Persiapan Aparat dan Koordinasi di Lapangan

Polisi bersama petugas Jasa Marga telah menyiapkan skema pengamanan dan pengaturan lalu lintas di sejumlah titik rawan. Pos-pos pemantauan juga disiapkan untuk mengarahkan pengendara ke jalur alternatif. Aparat lalu lintas disebar di kawasan Semanggi, Slipi, hingga arah Cawang untuk memastikan arus kendaraan tetap terkontrol.

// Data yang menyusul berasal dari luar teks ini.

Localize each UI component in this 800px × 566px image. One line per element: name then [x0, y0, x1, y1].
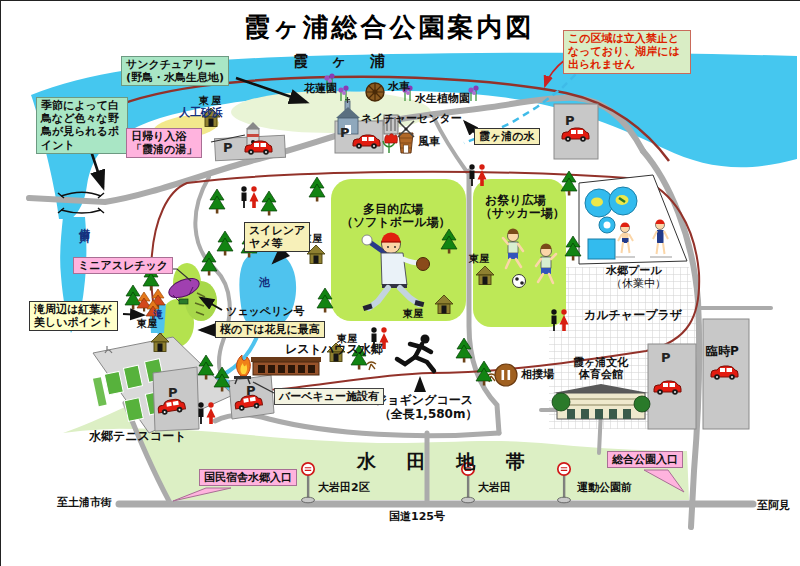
parking-label: P: [168, 385, 178, 400]
beach-label: 人工砂浜: [179, 107, 223, 120]
sogo-entrance-note: 総合公園入口: [607, 451, 683, 468]
pool-closed-label: （休業中）: [611, 278, 666, 291]
lake-water-note: 霞ヶ浦の水: [474, 128, 540, 145]
pool-label: 水郷プール: [606, 265, 662, 278]
resthouse-label: レストハウス水郷: [285, 343, 383, 357]
autumn-note: 滝周辺は紅葉が美しいポイント: [29, 301, 118, 331]
waterfall-label: 滝: [153, 309, 163, 321]
day-bath-note: 日帰り入浴「霞浦の湯」: [126, 128, 202, 158]
park-guide-map: 霞ヶ浦総合公園案内図 霞 ヶ 浦 この区域は立入禁止となっており、湖岸には出られ…: [0, 0, 800, 566]
parking-label: P: [565, 113, 575, 128]
cherry-grove: [160, 263, 217, 347]
resthouse-building-icon: [251, 357, 321, 375]
no-entry-note: この区域は立入禁止となっており、湖岸には出られません: [563, 30, 691, 74]
runner-icon: [397, 335, 434, 372]
festival-sub-label: （サッカー場）: [480, 207, 565, 221]
azumaya-label: 東屋: [469, 253, 489, 265]
cherry-note: 桜の下は花見に最高: [215, 321, 325, 338]
jogging-length-label: （全長1,580m）: [379, 408, 477, 422]
river-label: 備前川: [77, 219, 90, 225]
paddy-label: 水 田 地 帯: [357, 451, 537, 473]
bus-stop-oiwada2-label: 大岩田2区: [318, 482, 370, 495]
sumo-ring-icon: [495, 364, 517, 386]
parking-label: P: [246, 383, 256, 398]
parking-label: P: [340, 125, 350, 140]
bbq-note: バーベキュー施設有: [274, 388, 384, 405]
jogging-label: ジョギングコース: [375, 394, 473, 408]
mini-athletic-note: ミニアスレチック: [73, 257, 173, 274]
kokumin-entrance-note: 国民宿舎水郷入口: [199, 469, 297, 486]
sumo-label: 相撲場: [521, 369, 554, 382]
bus-stop-oiwada-label: 大岩田: [478, 482, 511, 495]
tulip-icon: [383, 134, 397, 153]
zeppelin-label: ツェッペリン号: [226, 306, 305, 319]
lotus-garden-label: 花蓮園: [304, 83, 337, 96]
waterwheel-icon: [366, 83, 384, 101]
gym-label2: 体育会館: [579, 369, 623, 382]
azumaya-label: 東屋: [199, 95, 223, 107]
lake-name-label: 霞 ヶ 浦: [293, 53, 394, 70]
to-ami-label: 至阿見: [757, 500, 790, 513]
bus-stop-undokoen-label: 運動公園前: [577, 482, 632, 495]
sanctuary-note: サンクチュアリー(野鳥・水鳥生息地): [121, 56, 229, 86]
waterwheel-label: 水車: [388, 81, 410, 94]
page-title: 霞ヶ浦総合公園案内図: [244, 13, 535, 43]
parking-label: P: [223, 140, 233, 155]
culture-plaza-label: カルチャープラザ: [584, 309, 682, 323]
aquatic-garden-label: 水生植物園: [415, 93, 470, 106]
water-lily-note: スイレンアヤメ等: [244, 222, 310, 252]
to-tsuchiura-label: 至土浦市街: [57, 497, 112, 510]
windmill-label: 風車: [418, 136, 440, 149]
tennis-label: 水郷テニスコート: [89, 430, 186, 444]
parking-label: P: [661, 350, 671, 365]
nature-center-label: ネイチャーセンター: [361, 113, 462, 126]
wild-birds-note: 季節によって白鳥など色々な野鳥が見られるポイント: [36, 97, 128, 154]
temp-parking-label: 臨時P: [706, 345, 739, 359]
insect-icon: [367, 362, 376, 370]
pond-label: 池: [259, 277, 270, 290]
multipurpose-sub-label: （ソフトボール場）: [341, 216, 450, 230]
route-125-label: 国道125号: [389, 511, 445, 524]
azumaya-label: 東屋: [403, 308, 423, 320]
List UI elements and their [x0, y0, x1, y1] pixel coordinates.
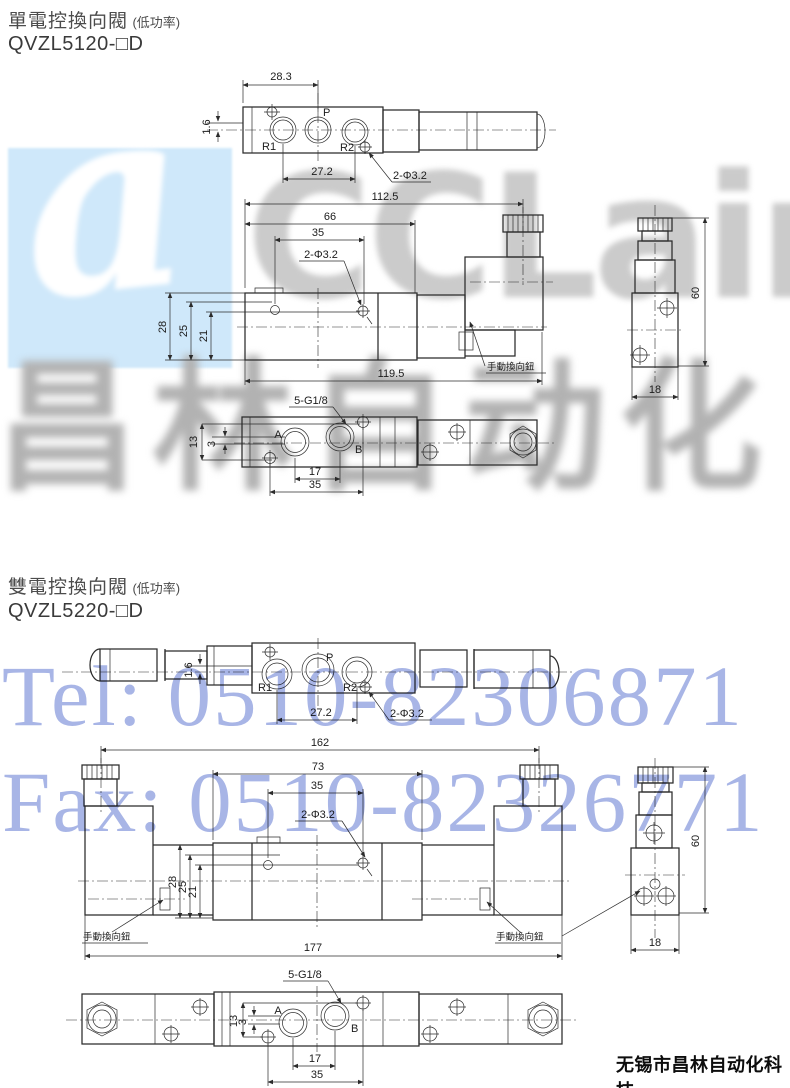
s1-port-p: P	[323, 107, 330, 119]
s1-top-holes-label: 2-Φ3.2	[393, 170, 427, 182]
s2-dim-3: 3	[237, 1019, 249, 1025]
fax-watermark: Fax: 0510-82326771	[2, 752, 765, 852]
section2-title: 雙電控換向閥 (低功率)	[8, 572, 180, 599]
footer-company-name: 无锡市昌林自动化科技	[616, 1051, 790, 1088]
s2-dim-17: 17	[309, 1053, 321, 1065]
s2-bottom-left-hex-icon	[87, 1002, 117, 1036]
s1-dim-13: 13	[188, 436, 200, 448]
s1-top-small-hole-icon	[358, 140, 372, 154]
s1-bottom-hole1-icon	[262, 450, 278, 466]
s2-dim-21: 21	[187, 886, 199, 898]
s1-dim-28: 28	[157, 321, 169, 333]
s1-top-view: 28.3 1.6 R1 P R2 27.2 2-Φ3.2	[201, 71, 556, 183]
s2-thread-label: 5-G1/8	[288, 969, 322, 981]
s2-bottom-left-screws-icon	[162, 998, 209, 1043]
s2-dim-18: 18	[649, 937, 661, 949]
s1-side-view: 60 18	[627, 205, 709, 400]
s1-dim-3: 3	[206, 441, 218, 447]
s1-dim-25: 25	[178, 325, 190, 337]
s1-front-tab-hole-icon	[271, 306, 280, 315]
s1-dim-35: 35	[312, 227, 324, 239]
s1-bottom-hex-fitting-icon	[510, 426, 536, 458]
s1-front-small-hole-icon	[356, 304, 372, 324]
section1-model-number: QVZL5120-□D	[8, 33, 143, 56]
s1-bottom-screw2-icon	[421, 443, 439, 461]
s1-dim-28-3: 28.3	[270, 71, 291, 83]
section1-title-text: 單電控換向閥	[8, 11, 128, 32]
s1-dim-60: 60	[690, 287, 702, 299]
s1-dim-35: 35	[309, 479, 321, 491]
s2-bottom-right-hex-icon	[528, 1002, 558, 1036]
technical-drawings: 28.3 1.6 R1 P R2 27.2 2-Φ3.2 112.5 66 35…	[0, 0, 790, 1088]
section2-title-text: 雙電控換向閥	[8, 577, 128, 598]
s1-dim-119-5: 119.5	[378, 368, 405, 380]
s2-bottom-right-screws-icon	[421, 998, 466, 1043]
s2-dim-177: 177	[304, 942, 322, 954]
s1-dim-112-5: 112.5	[372, 191, 399, 203]
s1-dim-1-6: 1.6	[201, 119, 213, 134]
section2-model-number: QVZL5220-□D	[8, 600, 143, 623]
tel-watermark: Tel: 0510-82306871	[2, 646, 744, 746]
s2-manual-override-left-label: 手動換向鈕	[83, 931, 131, 943]
s2-port-b: B	[351, 1023, 358, 1035]
s1-side-screw-icon	[657, 298, 677, 318]
s1-front-holes-label: 2-Φ3.2	[304, 249, 338, 261]
s1-port-b: B	[355, 444, 362, 456]
section1-title: 單電控換向閥 (低功率)	[8, 6, 180, 33]
s1-side-screw2-icon	[630, 345, 650, 365]
s1-manual-override-label: 手動換向鈕	[487, 361, 535, 373]
s1-bottom-screw1-icon	[448, 423, 466, 441]
s1-dim-18: 18	[649, 384, 661, 396]
s1-dim-21: 21	[198, 330, 210, 342]
s1-thread-label: 5-G1/8	[294, 395, 328, 407]
s2-manual-override-right-label: 手動換向鈕	[496, 931, 544, 943]
s1-dim-27-2: 27.2	[311, 166, 332, 178]
s2-port-a: A	[274, 1005, 282, 1017]
s1-port-r1: R1	[262, 141, 276, 153]
s1-bottom-view: 5-G1/8 A B	[188, 395, 557, 496]
s1-dim-17: 17	[309, 466, 321, 478]
s1-dim-66: 66	[324, 211, 336, 223]
s2-bottom-view: 5-G1/8 A B	[66, 969, 578, 1086]
s2-dim-35: 35	[311, 1069, 323, 1081]
s1-port-r2: R2	[340, 142, 354, 154]
catalog-page: a CCLair 昌林自动化 Tel: 0510-82306871 Fax: 0…	[0, 0, 790, 1088]
section2-title-note: (低功率)	[132, 581, 180, 596]
s1-port-a: A	[274, 429, 282, 441]
s2-front-small-hole-icon	[356, 856, 372, 876]
s1-front-view: 112.5 66 35 2-Φ3.2	[157, 191, 553, 385]
section1-title-note: (低功率)	[132, 15, 180, 30]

Selain itu, koordinasi terus dilakukan dengan pihak TransJakarta, MRT, dan KRL untuk memastikan transportasi publik tetap berjalan lancar meski terjadi penutupan jalan tol.

Alternatif Jalur Bagi Pengendara

Bagi pengguna jalan yang terdampak, sejumlah jalur alternatif dapat dimanfaatkan. Dari arah Bandara menuju Cawang, kendaraan bisa memanfaatkan jalur Tol Cawang–Tanjung Priok. Sementara untuk perjalanan dari arah barat Jakarta menuju pusat kota, pengendara bisa melalui jalur arteri Grogol, Palmerah, dan Tanah Abang.

Untuk kendaraan menuju arah Pluit, jalur arteri Senayan, Sudirman, hingga Gunung Sahari bisa menjadi pilihan alternatif. Jalur ini memang lebih padat, namun menjadi solusi sementara selama penutupan gerbang tol berlangsung.

Prediksi Dampak Lalu Lintas Sepanjang Hari

Dengan adanya aksi unjuk rasa yang berpotensi berlangsung hingga sore, penutupan gerbang tol dalam kota diprediksi akan berdampak pada meningkatnya kepadatan di jalan arteri. Jalur-jalur alternatif kemungkinan akan mengalami peningkatan volume kendaraan, terutama di jam-jam sibuk.

Meski begitu, aparat kepolisian menegaskan akan terus menyesuaikan rekayasa lalu lintas berdasarkan situasi di lapangan. Jika kondisi kembali normal, penutupan tol akan dibuka kembali agar arus kendaraan bisa mengalir seperti semula.